The throwback aesthetic of the project isn’t just for show, either. There’s a ton of rollicking momentum and groove added to the solos all throughout, enough to where the instrumental “Chickadee” is a legitimate highlight of the album. And there’s a lot of little moments to love, like the frantic keys of the title track and the Dwight Yoakam-esque, juke joint jumpin’ intro of “If You Ain’t Happy Now.” The front half may be more of a showcase for the instrumental performances than the actual songwriting, but when it’s this good it’s hard to care. Though I will say the sunnier Spanish flavor of “Champion” is a bit of an odd tonal fit for the track, given how it’s about a devious titular character who never really finds the sort of happiness the tones here may imply. And I’ll also say that, for me, Daniel’s voice still lacks a bit of character to make these tracks stand out more. Granted, that’s something that will come with more time and experience, but considering some of these tracks are begging for a sunnier disposition, I’d like to hear him play into that a bit more rather than play everything strait-laced. Still, it’s the second album featured here today where I can say there’s no sophomore slump at all. (Light to decent 7/10)

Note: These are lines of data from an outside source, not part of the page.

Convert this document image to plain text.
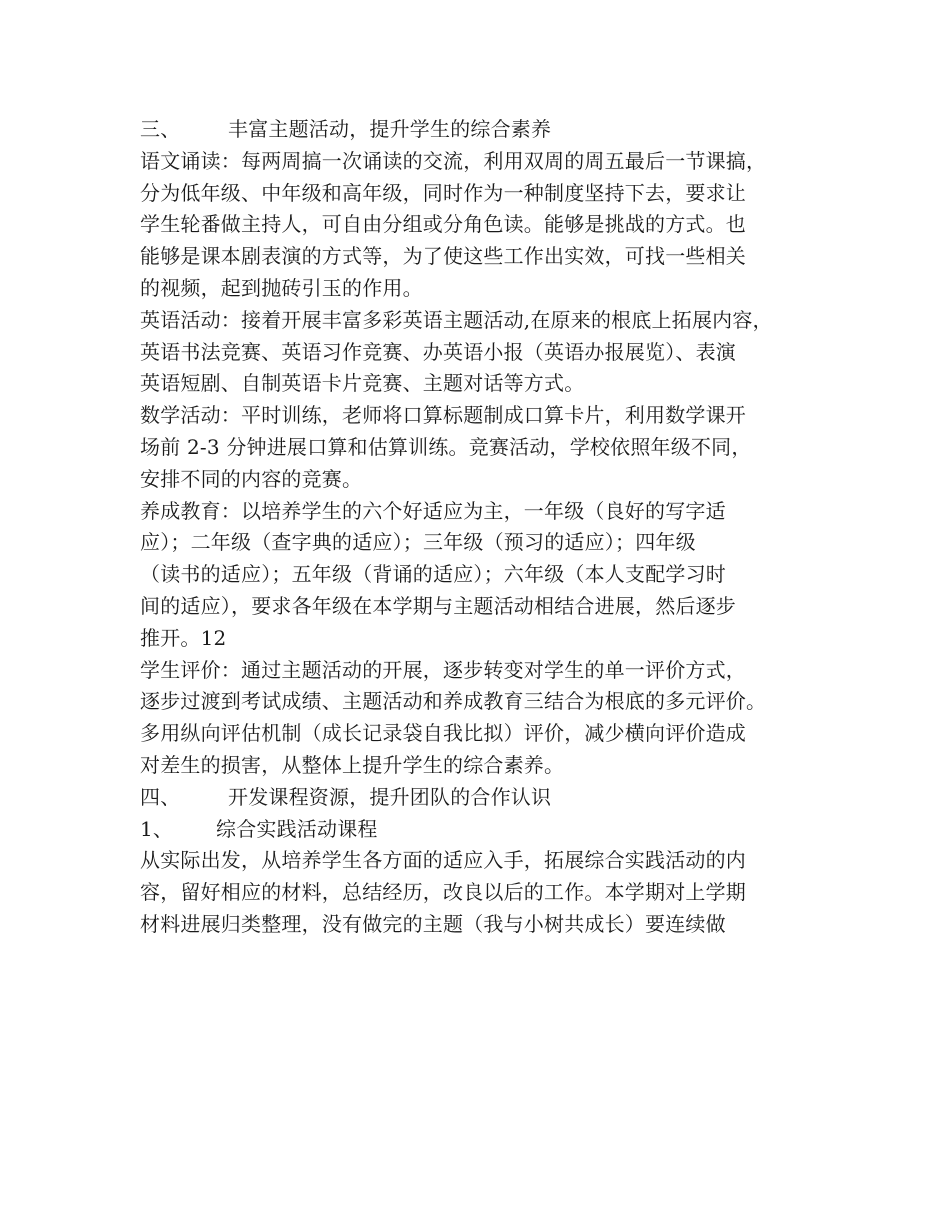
三、 丰富主题活动，提升学生的综合素养
语文诵读：每两周搞一次诵读的交流，利用双周的周五最后一节课搞，
分为低年级、中年级和高年级，同时作为一种制度坚持下去，要求让
学生轮番做主持人，可自由分组或分角色读。能够是挑战的方式。也
能够是课本剧表演的方式等，为了使这些工作出实效，可找一些相关
的视频，起到抛砖引玉的作用。
英语活动：接着开展丰富多彩英语主题活动,在原来的根底上拓展内容，
英语书法竞赛、英语习作竞赛、办英语小报（英语办报展览）、表演
英语短剧、自制英语卡片竞赛、主题对话等方式。
数学活动：平时训练，老师将口算标题制成口算卡片，利用数学课开
场前 2-3 分钟进展口算和估算训练。竞赛活动，学校依照年级不同，
安排不同的内容的竞赛。
养成教育：以培养学生的六个好适应为主，一年级（良好的写字适
应）；二年级（查字典的适应）；三年级（预习的适应）；四年级
（读书的适应）；五年级（背诵的适应）；六年级（本人支配学习时
间的适应），要求各年级在本学期与主题活动相结合进展，然后逐步
推开。12
学生评价：通过主题活动的开展，逐步转变对学生的单一评价方式，
逐步过渡到考试成绩、主题活动和养成教育三结合为根底的多元评价。
多用纵向评估机制（成长记录袋自我比拟）评价，减少横向评价造成
对差生的损害，从整体上提升学生的综合素养。
四、 开发课程资源，提升团队的合作认识
1、 综合实践活动课程
从实际出发，从培养学生各方面的适应入手，拓展综合实践活动的内
容，留好相应的材料，总结经历，改良以后的工作。本学期对上学期
材料进展归类整理，没有做完的主题（我与小树共成长）要连续做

3 thoughts on “Quick Draw Album Reviews: 8-Tracks Are Rollin’ On Into A New Age

  1. Great write-ups man! I’ll be writing my own reviews on the latter two albums, so I will withhold my opinions on them. But I will say I definitely lean positive with you on each. The first two however weren’t on my radar and I want to check them out after reading your reviews. Great to see two songs I’ve already enjoyed on Alexander’s album (Damn Country Music and Country Music Made Me Do It). And in regards to more rock undertones showing up in country I’m all for it and I’m surprised there hasn’t been a return to this sooner. Cody Canada is who I always think of when it comes to fusing together these sounds. But it makes sense it’s happening now, as it feels like a natural response to the smoothness of boyfriend country in the mainstream. Definitely a trend to keep an eye on.

    Liked by 1 person

    1. Thanks, man! But thanks, I guess that’s the whole point of doing this anyway, haha (btw, listened to the Weeknd’s album and will agree it’s quite great, so thanks!).

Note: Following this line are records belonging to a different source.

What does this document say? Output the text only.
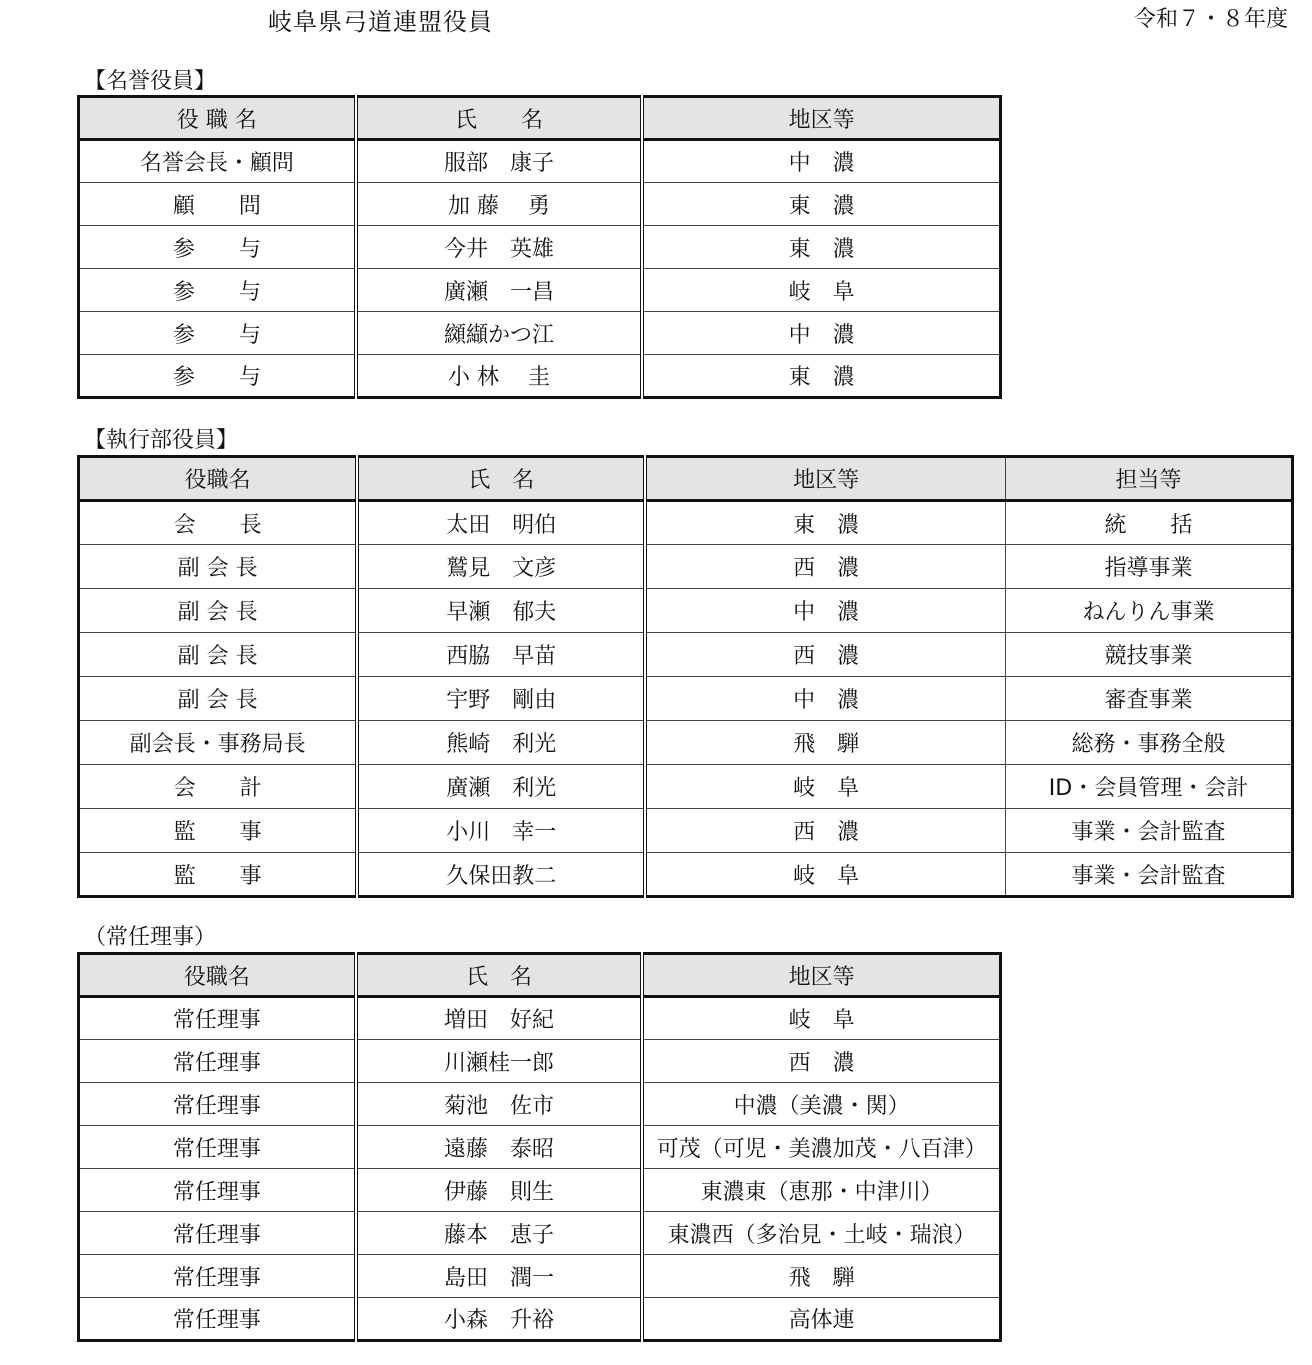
岐阜県弓道連盟役員	令和７・８年度
【名誉役員】
役 職 名	氏　　名	地区等
名誉会長・顧問	服部　康子	中　濃
顧　　問	加 藤　 勇	東　濃
参　　与	今井　英雄	東　濃
参　　与	廣瀬　一昌	岐　阜
参　　与	纐纈かつ江	中　濃
参　　与	小 林　 圭	東　濃
【執行部役員】
役職名	氏　名	地区等	担当等
会　　長	太田　明伯	東　濃	統　　括
副 会 長	鷲見　文彦	西　濃	指導事業
副 会 長	早瀬　郁夫	中　濃	ねんりん事業
副 会 長	西脇　早苗	西　濃	競技事業
副 会 長	宇野　剛由	中　濃	審査事業
副会長・事務局長	熊崎　利光	飛　騨	総務・事務全般
会　　計	廣瀬　利光	岐　阜	ID・会員管理・会計
監　　事	小川　幸一	西　濃	事業・会計監査
監　　事	久保田教二	岐　阜	事業・会計監査
（常任理事）
役職名	氏　名	地区等
常任理事	増田　好紀	岐　阜
常任理事	川瀬桂一郎	西　濃
常任理事	菊池　佐市	中濃（美濃・関）
常任理事	遠藤　泰昭	可茂（可児・美濃加茂・八百津）
常任理事	伊藤　則生	東濃東（恵那・中津川）
常任理事	藤本　恵子	東濃西（多治見・土岐・瑞浪）
常任理事	島田　潤一	飛　騨
常任理事	小森　升裕	高体連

      But yeah, I’m definitely not the kind of fan who buys into the Texas mindset where everything is so much better than Nashville or anything like that, but I have enjoyed watching this trend. Don’t know if you’re familiar with names like Koe Wetzel or Austin Meade, but they’re mainly who I’m referring to (even if I think Austin’s attempt at the sound is better than Koe’s).

      Liked by 1 person

      1. Glad you enjoyed The Weeknd album! And yes I’m of the same mindset with you on Texas country haha. I am familiar with both of them and I would agree that Meade is better at the sound. And his songwriting is also better suited for the sound.